Why it matters · A landscape painted in front of the scene records what was there. A landscape painted from memory records what mattered. Böcklin's discipline argues that the loss of literal detail through ripening is the condition of symbolic resolution. Painters who paint outdoors carry the noise.
Use Leimfarbe for the sky and never touch it again
Skies, open sea, and distant atmospheric passages were blocked in with Leimfarbe (glue-size distemper of animal glue and pigment) in a single early session. Once set, these passages were permanent — Böcklin "did not touch them again."
Why it matters · A passage committed in the first session and not retouched preserves a specific freshness oil cannot replicate. The painter who reworks the sky three times produces three different skies on top of each other.
Rudolf Schick, Diary entry on Böcklin's technique, 1869, 1869
Run multiple versions of the same subject in parallel
The Isle of the Dead exists in five autograph versions painted between 1880 and 1886 — each with different lighting, color temperature, and technical specifications. Each new version corrected the technical or atmospheric problem the previous version had left partly solved.

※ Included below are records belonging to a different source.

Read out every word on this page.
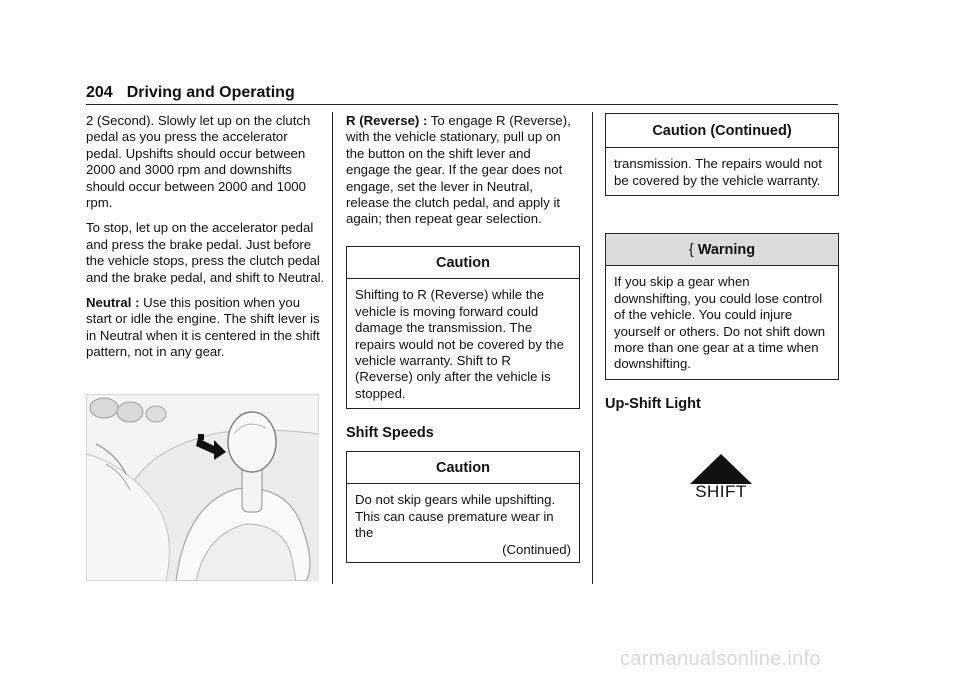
204 Driving and Operating

2 (Second). Slowly let up on the clutch pedal as you press the accelerator pedal. Upshifts should occur between 2000 and 3000 rpm and downshifts should occur between 2000 and 1000 rpm.

To stop, let up on the accelerator pedal and press the brake pedal. Just before the vehicle stops, press the clutch pedal and the brake pedal, and shift to Neutral.

Neutral : Use this position when you start or idle the engine. The shift lever is in Neutral when it is centered in the shift pattern, not in any gear.

R (Reverse) : To engage R (Reverse), with the vehicle stationary, pull up on the button on the shift lever and engage the gear. If the gear does not engage, set the lever in Neutral, release the clutch pedal, and apply it again; then repeat gear selection.

Caution
Shifting to R (Reverse) while the vehicle is moving forward could damage the transmission. The repairs would not be covered by the vehicle warranty. Shift to R (Reverse) only after the vehicle is stopped.
Shift Speeds
Caution
Do not skip gears while upshifting. This can cause premature wear in the
(Continued)
Caution (Continued)
transmission. The repairs would not be covered by the vehicle warranty.
{ Warning
If you skip a gear when downshifting, you could lose control of the vehicle. You could injure yourself or others. Do not shift down more than one gear at a time when downshifting.
Up-Shift Light
SHIFT
carmanualsonline.info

Why it matters · The versions form a series of answers to the same question rather than a set of equivalent finished objects. Painters who treat each painting as terminal lose the option of using the next version to solve what the last one missed.
Commission a custom Florentine pharmacy emulsion
In the late 1890s commissioned a Florentine pharmacy to produce a range of tempera paints to his own specification — running a private pigment-and-binder factory for personal use.
Why it matters · Most painters accept commercial materials and accept the limits those materials impose. Böcklin's discipline of running custom binder development is the most ambitious such project in nineteenth-century European painting.
Patrick Dietemann and Wibke Neugebauer, A Colloidal Description of Arnold Böcklin's Painting Villa am Meer II, 2014
Stage the studio with theatrical spot-lighting
Combined natural light with directional spots. Arranged motifs (plaster casts, models, still-life) under spotlighting, effectively staging the scene as theatrical composition before translating into paint.
Why it matters · The specific stage-set quality of Böcklin's finished pictures comes from this. Painters who only ever work under ambient light produce ambient paintings. The directional spot is a methodological tool.